Bots often crawl the internet and search for forms to fill in to generate spam comments, sign up for spam accounts, guess passwords by repeatedly trying to log in, scrape email addresses, and even order products with invalid details on shopping websites, which can cause the seller to waste money on delivering products to no one. Even though CAPTCHAs do not 100% guarantee no automated bot activity as advanced bots find ways to bypass them, they provide a good layer of protection against this.

Examples Of CAPTCHA Tests

Below are 11 examples of CAPTCHA tests:

  • Word-based CAPTCHA - This asks users to enter the text from a distorted word image. The text in the image may be wavy or have lines through it to make it unrecognisable by an automated bot.
  • Audio-based CAPTCHA - This is where a user listens to a word and types what they have heard. This is an alternative option to word or image identification for users that have difficulty visually identifying the word or image.
  • Picture-based CAPTCHA - This asks the user to select the correct image they are asked to identify. For example, multiple images may show up and it may ask to select the picture of the clouds.
  • Basic maths problems. This provides users with easy-to-solve maths problems, like '2 + 5' and the user must enter the correct answer to complete the CAPTCHA. Whilst these types of CAPTCHAs are quicker, they can be solved by advanced bots.
  • 3D captchas. These types of CAPTCHAs are known as super captchas as they consist of multiple 3D images with both images and words.
  • Honeypot field. This is an extra field added to a web form that is not visible to users due to CSS or JavaScript. However, when a bot fills out a form, it fills out every input field, including the hidden honeypot field, but ignores the CSS or JavaScript code. If the honeypot field is empty, the form will be submitted. If the anti-spam honeypot field contains data, that is a way of detecting bots.
  • Alternative account sign-in. Instead of users creating their own usernames and passwords, the website owner allows them to use their Google or Facebook account to sign in. Since bots do not have social media accounts, this will prevent them from making automated registrations. The disadvantage of this method is that not all users are comfortable with giving their account permissions to new sites.
  • Time-based CAPTCHA. This type of CAPTCHA records the amount of time it takes for someone to fill out a form. Since bots usually fill out forms very quickly and real human users take some time to fill them out, if the user entered the required information very quickly, it would be able to detect a bot.
  • Confident CAPTCHA - With this type of CAPTCHA, the user is asked to select matching items based on the question. For example, they may be asked to select all images containing cars.
  • Biometric CAPTCHA - This type of CAPTCHA is more secure and advanced, since it relies on the user's physical characteristics, like fingerprints, face, or voice to confirm that the user is legitimate. It is mostly used on mobile devices.
  • Press and hold CAPTCHA - More sites have been using this type of CAPTCHA, often when users request pages at an unusually fast rate. This type of CAPTCHA requires users to click the checkbox and hold it for around 10 seconds.

What Is ReCAPTCHA?

ReCAPTCHA is a free CAPTCHA service provided by Google that helps protect websites against spam and abuse from automated bots. Anyone can add ReCAPTCHA to their website. Google has extended the functionality of ReCAPTCHA tests to include image recognition, tickboxes, and a general user behaviour assessment, which doesn't require any user interaction.

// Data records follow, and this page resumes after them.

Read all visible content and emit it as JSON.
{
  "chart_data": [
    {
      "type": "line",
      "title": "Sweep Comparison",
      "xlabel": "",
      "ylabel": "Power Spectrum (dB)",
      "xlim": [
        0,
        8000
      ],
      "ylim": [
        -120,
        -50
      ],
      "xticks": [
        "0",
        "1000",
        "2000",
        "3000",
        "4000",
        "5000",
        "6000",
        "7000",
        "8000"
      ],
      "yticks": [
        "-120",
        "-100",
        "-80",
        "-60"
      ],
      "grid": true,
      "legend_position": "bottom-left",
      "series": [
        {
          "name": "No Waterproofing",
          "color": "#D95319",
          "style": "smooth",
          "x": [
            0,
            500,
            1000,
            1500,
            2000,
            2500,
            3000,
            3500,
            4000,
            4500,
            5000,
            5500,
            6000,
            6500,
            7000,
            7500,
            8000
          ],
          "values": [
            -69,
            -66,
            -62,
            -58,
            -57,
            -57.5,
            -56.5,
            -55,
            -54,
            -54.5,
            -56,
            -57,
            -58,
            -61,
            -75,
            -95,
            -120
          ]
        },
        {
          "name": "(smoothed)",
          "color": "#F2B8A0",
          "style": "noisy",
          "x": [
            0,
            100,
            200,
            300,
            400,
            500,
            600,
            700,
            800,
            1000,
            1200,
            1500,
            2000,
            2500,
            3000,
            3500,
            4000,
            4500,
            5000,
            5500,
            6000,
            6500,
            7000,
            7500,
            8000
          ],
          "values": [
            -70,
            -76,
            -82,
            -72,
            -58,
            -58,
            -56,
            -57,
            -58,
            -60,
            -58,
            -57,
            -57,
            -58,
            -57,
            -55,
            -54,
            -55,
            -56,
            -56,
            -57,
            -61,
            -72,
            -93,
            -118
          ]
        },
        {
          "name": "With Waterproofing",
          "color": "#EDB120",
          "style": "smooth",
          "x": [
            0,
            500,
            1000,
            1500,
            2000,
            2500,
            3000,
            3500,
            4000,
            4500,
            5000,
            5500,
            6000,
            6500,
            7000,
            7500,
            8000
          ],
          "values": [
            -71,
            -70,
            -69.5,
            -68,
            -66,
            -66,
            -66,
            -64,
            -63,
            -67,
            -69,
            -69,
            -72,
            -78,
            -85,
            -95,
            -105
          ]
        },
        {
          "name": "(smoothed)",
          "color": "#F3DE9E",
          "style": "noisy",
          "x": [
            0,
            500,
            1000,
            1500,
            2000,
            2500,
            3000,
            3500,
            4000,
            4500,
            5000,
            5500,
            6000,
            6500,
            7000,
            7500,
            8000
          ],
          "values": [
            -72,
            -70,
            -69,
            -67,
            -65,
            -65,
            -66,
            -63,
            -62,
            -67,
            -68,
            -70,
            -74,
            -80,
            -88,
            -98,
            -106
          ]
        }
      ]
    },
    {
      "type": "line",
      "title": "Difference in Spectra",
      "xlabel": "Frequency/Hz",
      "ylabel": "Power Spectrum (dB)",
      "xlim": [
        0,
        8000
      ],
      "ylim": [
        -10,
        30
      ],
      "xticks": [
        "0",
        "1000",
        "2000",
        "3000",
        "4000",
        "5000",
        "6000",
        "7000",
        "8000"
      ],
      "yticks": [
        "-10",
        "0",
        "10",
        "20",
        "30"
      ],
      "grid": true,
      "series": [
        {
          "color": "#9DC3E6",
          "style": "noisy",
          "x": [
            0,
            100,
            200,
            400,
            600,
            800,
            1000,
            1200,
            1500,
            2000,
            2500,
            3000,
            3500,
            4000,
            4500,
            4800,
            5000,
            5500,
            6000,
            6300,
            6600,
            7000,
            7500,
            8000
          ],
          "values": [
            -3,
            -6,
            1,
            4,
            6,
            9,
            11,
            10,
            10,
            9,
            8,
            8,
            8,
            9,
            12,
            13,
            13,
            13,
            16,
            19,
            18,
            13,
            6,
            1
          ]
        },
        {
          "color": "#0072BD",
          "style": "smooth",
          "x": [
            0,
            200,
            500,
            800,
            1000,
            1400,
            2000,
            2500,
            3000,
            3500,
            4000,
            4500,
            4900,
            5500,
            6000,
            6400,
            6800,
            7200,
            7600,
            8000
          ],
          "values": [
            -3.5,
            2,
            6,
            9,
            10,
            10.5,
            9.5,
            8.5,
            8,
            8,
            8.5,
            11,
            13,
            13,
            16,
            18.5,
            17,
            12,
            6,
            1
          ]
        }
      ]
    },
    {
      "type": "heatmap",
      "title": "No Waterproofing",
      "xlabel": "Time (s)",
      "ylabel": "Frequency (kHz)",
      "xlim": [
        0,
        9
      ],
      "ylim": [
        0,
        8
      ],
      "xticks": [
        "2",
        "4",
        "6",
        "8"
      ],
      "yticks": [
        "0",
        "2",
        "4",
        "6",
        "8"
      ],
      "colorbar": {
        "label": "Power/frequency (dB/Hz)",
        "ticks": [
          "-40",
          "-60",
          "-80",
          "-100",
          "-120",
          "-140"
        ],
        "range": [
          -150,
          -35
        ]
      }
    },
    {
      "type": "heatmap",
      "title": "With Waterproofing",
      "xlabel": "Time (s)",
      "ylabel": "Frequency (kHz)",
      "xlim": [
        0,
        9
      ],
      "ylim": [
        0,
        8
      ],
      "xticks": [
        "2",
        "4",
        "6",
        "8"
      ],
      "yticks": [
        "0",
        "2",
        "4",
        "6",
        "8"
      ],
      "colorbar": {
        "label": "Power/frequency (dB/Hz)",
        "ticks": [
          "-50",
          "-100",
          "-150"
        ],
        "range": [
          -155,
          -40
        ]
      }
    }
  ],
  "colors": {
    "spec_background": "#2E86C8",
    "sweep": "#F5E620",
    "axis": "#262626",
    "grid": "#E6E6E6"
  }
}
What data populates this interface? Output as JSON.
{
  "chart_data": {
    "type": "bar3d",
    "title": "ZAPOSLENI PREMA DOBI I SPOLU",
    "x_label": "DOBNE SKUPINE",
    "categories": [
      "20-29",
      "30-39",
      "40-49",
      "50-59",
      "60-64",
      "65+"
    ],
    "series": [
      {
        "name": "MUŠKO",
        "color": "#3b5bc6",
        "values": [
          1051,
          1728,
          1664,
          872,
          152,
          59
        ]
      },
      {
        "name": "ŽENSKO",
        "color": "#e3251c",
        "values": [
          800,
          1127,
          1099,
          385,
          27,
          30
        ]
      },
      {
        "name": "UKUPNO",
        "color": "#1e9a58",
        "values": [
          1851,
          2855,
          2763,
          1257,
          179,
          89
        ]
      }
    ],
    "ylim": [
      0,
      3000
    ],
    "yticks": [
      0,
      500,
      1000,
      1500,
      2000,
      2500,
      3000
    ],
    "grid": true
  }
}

Some ReCAPTCHA tests ask the user to tick a box next to the statement "I'm not a robot". The test analyses the movement of the user's cursor as it approaches the tickbox. It can tell whether the cursor is coming from a human or not by analysing whether it has some randomness that bots cannot mimic.

If the movement of the cursor contains some tiny, random movements, then the test decides that the user is likely to be legitimate. If it cannot determine whether the user is a human or not, it will display a challenge, like an image recognition test. Most of the time, ReCAPTCHA can determine whether the user is a bot or not without giving them a challenge to complete.